One bold student asked me: What do you think Amanda? Suppose someone fell in love with you in China. What would you do?

way to put me on the spot!


I explained that I've made a commitment to Ned. I told them I've fallen in love with many people, and that I will love many more people in my lifetime. I don't believe in forever love, I told them. I also believe that some people are destined to fall in love, but not be together, wheres others are together a long time.

The student countered, "But in China we say, 'if you look for forever love you will find forever love. If you don't look for forever love, you will not find it.'"

Several of my male students have openly voiced that they want girlfriends, and I find that surprising that they can't find girlfriends because the English department is 90% female. One male student told me, "Maybe I am not so handsome, but I try so hard, and I improve myself, but still no one loves me." He really is handsome, smart and funny. I don't know why he has trouble finding a girlfriend. He says it has to do with money. I guess so. Most Chinese girls are rather pragmatic for their age, and don't waste the time and energy of falling in love in college. Those boys though are lying in their cold dorm beds at night fantasizing of the day when they'll finally get their first kiss at the age of 32, when they've finished college secured a good job, and can support a woman.

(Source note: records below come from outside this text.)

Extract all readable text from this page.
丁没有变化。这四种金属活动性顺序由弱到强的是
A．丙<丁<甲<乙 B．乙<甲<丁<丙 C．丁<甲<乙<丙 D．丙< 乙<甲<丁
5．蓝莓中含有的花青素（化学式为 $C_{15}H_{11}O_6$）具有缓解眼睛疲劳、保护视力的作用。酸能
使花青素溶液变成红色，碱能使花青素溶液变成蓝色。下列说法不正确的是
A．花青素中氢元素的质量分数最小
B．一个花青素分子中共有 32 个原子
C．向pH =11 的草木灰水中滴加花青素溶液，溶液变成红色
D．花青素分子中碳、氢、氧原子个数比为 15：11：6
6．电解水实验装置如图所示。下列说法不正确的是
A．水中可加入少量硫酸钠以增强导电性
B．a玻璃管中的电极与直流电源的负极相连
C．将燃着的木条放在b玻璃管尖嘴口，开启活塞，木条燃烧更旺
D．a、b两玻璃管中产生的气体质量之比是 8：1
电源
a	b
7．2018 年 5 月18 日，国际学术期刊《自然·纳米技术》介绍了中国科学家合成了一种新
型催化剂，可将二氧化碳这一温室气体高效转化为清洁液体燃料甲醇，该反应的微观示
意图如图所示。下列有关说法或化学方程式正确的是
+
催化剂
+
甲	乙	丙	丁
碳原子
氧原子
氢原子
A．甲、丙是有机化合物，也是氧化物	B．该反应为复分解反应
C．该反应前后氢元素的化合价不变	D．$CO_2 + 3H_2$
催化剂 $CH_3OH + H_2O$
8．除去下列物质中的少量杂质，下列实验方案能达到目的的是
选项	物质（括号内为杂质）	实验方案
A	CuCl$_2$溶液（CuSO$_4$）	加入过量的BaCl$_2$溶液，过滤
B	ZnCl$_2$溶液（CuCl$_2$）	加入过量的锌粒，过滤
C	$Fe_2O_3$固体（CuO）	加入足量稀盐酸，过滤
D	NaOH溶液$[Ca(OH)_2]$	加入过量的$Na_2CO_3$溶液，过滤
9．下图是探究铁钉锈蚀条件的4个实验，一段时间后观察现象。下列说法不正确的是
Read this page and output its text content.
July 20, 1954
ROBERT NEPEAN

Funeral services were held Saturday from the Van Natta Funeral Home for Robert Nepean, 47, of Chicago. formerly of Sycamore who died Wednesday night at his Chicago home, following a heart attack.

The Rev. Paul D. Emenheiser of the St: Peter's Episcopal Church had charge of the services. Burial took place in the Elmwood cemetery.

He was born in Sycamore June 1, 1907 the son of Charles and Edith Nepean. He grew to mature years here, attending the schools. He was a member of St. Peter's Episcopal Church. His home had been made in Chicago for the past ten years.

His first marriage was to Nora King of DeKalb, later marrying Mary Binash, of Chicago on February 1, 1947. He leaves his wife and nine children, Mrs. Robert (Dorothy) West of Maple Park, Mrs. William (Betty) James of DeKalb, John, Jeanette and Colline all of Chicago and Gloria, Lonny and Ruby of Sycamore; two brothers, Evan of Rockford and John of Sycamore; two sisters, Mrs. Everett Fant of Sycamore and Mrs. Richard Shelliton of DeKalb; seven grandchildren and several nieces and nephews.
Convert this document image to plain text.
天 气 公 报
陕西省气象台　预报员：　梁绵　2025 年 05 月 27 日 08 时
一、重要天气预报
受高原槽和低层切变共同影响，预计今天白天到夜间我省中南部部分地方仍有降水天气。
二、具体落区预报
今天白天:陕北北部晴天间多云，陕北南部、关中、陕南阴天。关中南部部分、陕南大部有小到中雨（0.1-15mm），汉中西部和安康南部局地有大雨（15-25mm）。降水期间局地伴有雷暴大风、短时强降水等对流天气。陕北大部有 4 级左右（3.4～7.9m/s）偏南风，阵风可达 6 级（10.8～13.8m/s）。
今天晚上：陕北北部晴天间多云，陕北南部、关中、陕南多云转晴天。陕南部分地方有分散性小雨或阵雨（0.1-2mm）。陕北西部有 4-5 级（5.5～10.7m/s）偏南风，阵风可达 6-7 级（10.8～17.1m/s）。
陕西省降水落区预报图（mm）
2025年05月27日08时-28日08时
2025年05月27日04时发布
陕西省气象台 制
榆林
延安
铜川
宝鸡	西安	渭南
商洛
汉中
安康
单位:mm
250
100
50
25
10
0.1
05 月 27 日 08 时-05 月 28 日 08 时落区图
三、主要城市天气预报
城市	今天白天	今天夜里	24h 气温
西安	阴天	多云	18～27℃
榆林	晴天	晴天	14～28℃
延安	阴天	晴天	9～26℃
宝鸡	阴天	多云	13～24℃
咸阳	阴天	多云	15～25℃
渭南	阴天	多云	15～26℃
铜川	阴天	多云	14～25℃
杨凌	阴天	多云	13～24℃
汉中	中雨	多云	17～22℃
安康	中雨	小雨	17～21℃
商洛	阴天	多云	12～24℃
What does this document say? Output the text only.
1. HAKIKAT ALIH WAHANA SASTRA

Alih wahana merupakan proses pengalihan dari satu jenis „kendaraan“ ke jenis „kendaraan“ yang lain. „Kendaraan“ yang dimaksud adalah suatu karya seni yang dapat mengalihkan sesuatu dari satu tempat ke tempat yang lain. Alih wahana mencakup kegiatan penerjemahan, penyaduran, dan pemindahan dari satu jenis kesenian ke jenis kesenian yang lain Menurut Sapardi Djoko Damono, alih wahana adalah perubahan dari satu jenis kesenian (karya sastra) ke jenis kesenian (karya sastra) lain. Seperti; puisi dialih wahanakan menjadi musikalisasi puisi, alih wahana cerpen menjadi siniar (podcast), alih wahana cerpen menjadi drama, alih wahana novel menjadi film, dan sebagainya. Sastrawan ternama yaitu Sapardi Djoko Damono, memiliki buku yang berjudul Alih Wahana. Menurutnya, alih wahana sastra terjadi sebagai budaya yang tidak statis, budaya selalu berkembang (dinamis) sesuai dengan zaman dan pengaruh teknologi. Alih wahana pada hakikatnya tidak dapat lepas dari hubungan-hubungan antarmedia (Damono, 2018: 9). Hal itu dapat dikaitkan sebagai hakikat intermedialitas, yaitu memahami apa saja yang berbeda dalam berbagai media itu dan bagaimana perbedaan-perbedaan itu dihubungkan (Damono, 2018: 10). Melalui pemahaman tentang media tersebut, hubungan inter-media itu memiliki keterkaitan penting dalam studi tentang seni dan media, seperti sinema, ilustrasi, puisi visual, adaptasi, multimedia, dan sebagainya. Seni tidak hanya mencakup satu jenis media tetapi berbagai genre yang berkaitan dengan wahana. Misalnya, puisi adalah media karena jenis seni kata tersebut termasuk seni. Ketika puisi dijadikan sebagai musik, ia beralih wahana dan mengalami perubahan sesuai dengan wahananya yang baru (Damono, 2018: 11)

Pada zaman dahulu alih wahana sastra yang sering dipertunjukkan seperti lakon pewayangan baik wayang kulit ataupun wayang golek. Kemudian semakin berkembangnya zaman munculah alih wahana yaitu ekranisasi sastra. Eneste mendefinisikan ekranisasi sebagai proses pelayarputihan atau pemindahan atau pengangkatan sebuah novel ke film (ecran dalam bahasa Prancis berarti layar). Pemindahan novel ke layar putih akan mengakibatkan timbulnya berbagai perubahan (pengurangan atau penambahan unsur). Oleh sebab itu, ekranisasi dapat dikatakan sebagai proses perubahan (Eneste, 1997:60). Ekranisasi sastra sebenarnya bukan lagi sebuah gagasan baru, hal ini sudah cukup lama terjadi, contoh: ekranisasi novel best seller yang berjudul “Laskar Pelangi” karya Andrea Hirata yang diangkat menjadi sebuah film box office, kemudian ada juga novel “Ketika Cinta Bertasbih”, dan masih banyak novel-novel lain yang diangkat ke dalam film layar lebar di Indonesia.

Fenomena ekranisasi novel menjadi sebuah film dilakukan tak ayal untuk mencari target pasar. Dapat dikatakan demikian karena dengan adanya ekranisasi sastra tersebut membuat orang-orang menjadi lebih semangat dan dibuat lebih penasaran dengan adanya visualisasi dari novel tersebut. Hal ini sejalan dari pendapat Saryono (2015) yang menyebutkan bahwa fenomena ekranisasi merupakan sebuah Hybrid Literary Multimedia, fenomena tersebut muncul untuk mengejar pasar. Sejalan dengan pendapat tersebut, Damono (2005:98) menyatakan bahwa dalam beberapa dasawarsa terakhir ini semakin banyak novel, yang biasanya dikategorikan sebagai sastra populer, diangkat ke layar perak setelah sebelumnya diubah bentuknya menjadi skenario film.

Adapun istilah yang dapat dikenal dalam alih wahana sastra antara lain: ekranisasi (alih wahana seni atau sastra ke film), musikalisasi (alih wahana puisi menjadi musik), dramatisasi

It was satisfying for me, and also for my students to listen to everyone's distinct view of this thing we call love.

1 comment:

Unknown said...

my responses to the questions you posed, in order of their presentation.
yes. yes. no. yes.
yes, with variables.
and people fall in love to fall in love. marriage is a social and religious construct. love is not a construct. to truly love some one is something beyond your control. it is instinctual in human beings, and i would guess in all living things. to love some one is like basking in sunlight, or enjoying a breeze. it is nature. perhaps the highest nature. perhaps even nature's motive. but i am a romantic. and i am in love.

hope you're doing well.
regards from new mexico.
wes.
by the way, could you send/post a picture of a mongolian sunset, or even better, a sunrise?